Okay, for now, we still have to wait, right?

| username: Holland | Original post link

select count(*) is also more than 2.6 billion, the statistical information should be accurate, right?
Enterprise WeChat Screenshot_bba6dba5-4cfd-4708-8a88-ae3676e6eb24

| username: hey-hoho | Original post link

Please send the SQL for the modification.

| username: Kongdom | Original post link

Could it be that records were inserted in the meantime? After all, it has been running for over 60 hours.
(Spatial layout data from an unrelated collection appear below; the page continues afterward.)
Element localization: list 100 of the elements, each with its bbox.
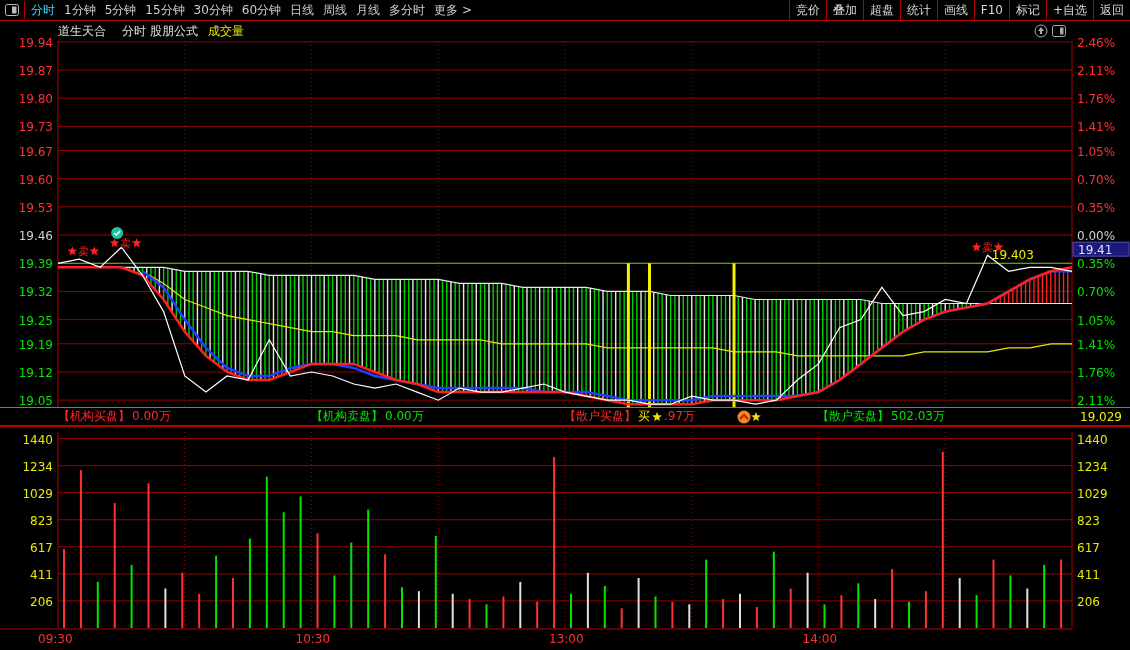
chevron-badge-icon bbox=[737, 409, 764, 424]
price-axis-label: 19.19 bbox=[18, 337, 53, 352]
period-tab[interactable]: 多分时 bbox=[389, 1, 426, 19]
star-icon bbox=[993, 242, 1004, 252]
volume-axis-label: 1234 bbox=[1077, 459, 1108, 474]
period-tab[interactable]: 5分钟 bbox=[104, 1, 137, 19]
volume-axis-label: 206 bbox=[1077, 594, 1100, 609]
check-circle-icon bbox=[111, 227, 124, 240]
volume-bar bbox=[874, 599, 877, 628]
volume-bar bbox=[485, 604, 488, 628]
volume-bar bbox=[654, 596, 657, 628]
flow-value: 0.00万 bbox=[385, 408, 424, 425]
volume-axis-label: 1234 bbox=[22, 459, 53, 474]
volume-bar bbox=[468, 599, 471, 628]
volume-bar bbox=[857, 583, 860, 628]
volume-axis-label: 206 bbox=[30, 594, 53, 609]
percent-axis-label: 1.41% bbox=[1077, 337, 1116, 352]
volume-bar bbox=[603, 585, 606, 628]
star-icon bbox=[971, 242, 982, 252]
percent-axis-label: 0.35% bbox=[1077, 257, 1116, 272]
volume-axis-label: 411 bbox=[30, 567, 53, 582]
volume-axis-label: 617 bbox=[1077, 540, 1100, 555]
price-axis-label: 19.32 bbox=[18, 285, 53, 300]
volume-bar bbox=[198, 593, 201, 628]
flow-value: .97万 bbox=[664, 408, 696, 425]
time-axis-label: 10:30 bbox=[295, 632, 331, 646]
price-axis-label: 19.25 bbox=[18, 313, 53, 328]
volume-bar bbox=[620, 608, 623, 628]
percent-axis-label: 0.70% bbox=[1077, 285, 1116, 300]
volume-bar bbox=[417, 591, 420, 628]
volume-axis-label: 823 bbox=[1077, 513, 1100, 528]
percent-axis-label: 2.11% bbox=[1077, 64, 1116, 78]
panel-toggle-icon[interactable] bbox=[1052, 24, 1066, 38]
volume-bar bbox=[891, 568, 894, 628]
percent-axis-label: 0.00% bbox=[1077, 229, 1116, 244]
period-tab[interactable]: 周线 bbox=[323, 1, 348, 19]
price-axis-label: 19.73 bbox=[18, 120, 53, 135]
price-axis-label: 19.05 bbox=[18, 394, 53, 409]
volume-bar bbox=[1060, 559, 1063, 628]
chart-title: 分时 股朋公式 bbox=[122, 22, 198, 40]
upload-icon[interactable] bbox=[1034, 24, 1048, 38]
price-axis-label: 19.39 bbox=[18, 257, 53, 272]
volume-bar bbox=[637, 578, 640, 628]
chart-title: 道生天合 bbox=[58, 22, 106, 40]
period-tab[interactable]: 1分钟 bbox=[64, 1, 96, 19]
volume-bar bbox=[975, 595, 978, 628]
price-axis-label: 19.46 bbox=[18, 229, 53, 244]
period-tab[interactable]: 更多 > bbox=[434, 1, 472, 19]
flow-label: 【散户卖盘】 bbox=[817, 408, 889, 425]
price-axis-label: 19.12 bbox=[18, 365, 53, 380]
volume-axis-label: 1029 bbox=[22, 486, 53, 501]
flow-label: 【散户买盘】 bbox=[564, 408, 636, 425]
volume-axis-label: 1440 bbox=[22, 432, 53, 447]
volume-axis-label: 411 bbox=[1077, 567, 1100, 582]
time-axis-label: 13:00 bbox=[549, 632, 584, 646]
period-tab[interactable]: 分时 bbox=[31, 1, 55, 19]
chart-title: 成交量 bbox=[207, 22, 244, 40]
current-price-tag: 19.41 bbox=[1072, 241, 1130, 257]
percent-axis-label: 1.76% bbox=[1077, 92, 1116, 107]
volume-bar bbox=[840, 595, 843, 628]
period-tab[interactable]: 日线 bbox=[290, 1, 315, 19]
volume-bar bbox=[536, 601, 539, 628]
price-axis-label: 19.94 bbox=[18, 35, 53, 50]
volume-bar bbox=[1043, 564, 1046, 628]
volume-bar bbox=[705, 559, 708, 628]
price-axis-label: 19.67 bbox=[18, 144, 53, 159]
sell-signal: 卖 bbox=[120, 237, 132, 251]
star-icon bbox=[89, 246, 100, 256]
volume-bar bbox=[755, 606, 758, 628]
percent-axis-label: 1.05% bbox=[1077, 313, 1116, 328]
volume-bar bbox=[1009, 575, 1012, 628]
volume-bar bbox=[722, 599, 725, 628]
volume-bar bbox=[130, 564, 133, 628]
period-tab[interactable]: 30分钟 bbox=[193, 1, 233, 19]
volume-bar bbox=[586, 572, 589, 628]
flow-value: 502.03万 bbox=[891, 408, 945, 425]
volume-bar bbox=[958, 578, 961, 628]
price-axis-label: 19.80 bbox=[18, 92, 53, 107]
period-tab[interactable]: 15分钟 bbox=[145, 1, 185, 19]
volume-bar bbox=[806, 572, 809, 628]
sell-signal: 卖 bbox=[982, 241, 993, 255]
time-axis-label: 09:30 bbox=[38, 632, 73, 646]
period-tab[interactable]: 月线 bbox=[356, 1, 381, 19]
flow-label: 【机构买盘】 bbox=[58, 408, 130, 425]
volume-axis-label: 1029 bbox=[1077, 486, 1108, 501]
volume-bar bbox=[333, 575, 336, 628]
volume-bar bbox=[451, 593, 454, 628]
percent-axis-label: 2.46% bbox=[1077, 35, 1116, 50]
volume-bar bbox=[924, 591, 927, 628]
percent-axis-label: 0.35% bbox=[1077, 200, 1116, 215]
percent-axis-label: 1.41% bbox=[1077, 120, 1116, 135]
star-icon bbox=[131, 238, 142, 248]
star-icon bbox=[67, 246, 78, 256]
volume-bar bbox=[992, 559, 995, 628]
volume-axis-label: 1440 bbox=[1077, 432, 1108, 447]
volume-bar bbox=[164, 588, 167, 628]
percent-axis-label: 0.70% bbox=[1077, 172, 1116, 187]
volume-bar bbox=[671, 601, 674, 628]
volume-axis-label: 823 bbox=[30, 513, 53, 528]
period-tab[interactable]: 60分钟 bbox=[241, 1, 282, 19]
| username: TiDBer_小阿飞 | Original post link

The ROW_COUNT() function returns the number of rows affected by the last executed SQL statement. The execution logic of the ROW_COUNT() function is as follows:

  • If the last statement was a DDL statement, the ROW_COUNT() function will return 0. For example, CREATE TABLE, DROP TABLE, etc.
  • If the last statement was an UPDATE, INSERT, DELETE, ALTER TABLE, or LOAD DATA statement, the ROW_COUNT() function will return the number of affected rows.
  • If the last statement was a SELECT statement that returns a result set, the ROW_COUNT() function will return -1.
  • If the last statement was not a SELECT statement that returns a result set, the ROW_COUNT() function will return the number of affected rows. For example: SELECT * FROM t1 INTO OUTFILE 'file_name'.
| username: xingzhenxiang | Original post link

Since when did DDL take so long? I use TiDB, and apart from indexing, I’ve never seen anything take this long.

| username: 路在何chu | Original post link

This is a bit unusual. We modified the fields of 1.1 billion records, and it was completed very quickly.

| username: tidb菜鸟一只 | Original post link

This backfill will generate twice the amount of data for the entire table, so with this operation, modify_column will probably result in about twice the total data volume, which is around 5.2 billion rows.

| username: Holland | Original post link

It’s been more than 5 days, and it still hasn’t finished running. There are only more than 2.6 billion rows in the table, but the current row count is over 8 billion.

| username: Holland | Original post link

ALTER TABLE xxxx_dw.xxxxx_sku
MODIFY COLUMN xxx_price decimal(16, 4) NULL DEFAULT NULL COMMENT ‘Price’ AFTER xxxx_num

| username: Kongdom | Original post link

:joy: Could it be that there is an interruption and retry in the middle, causing the line count to keep accumulating?

| username: Holland | Original post link

It shouldn’t be possible, TiDB was up 5 days ago.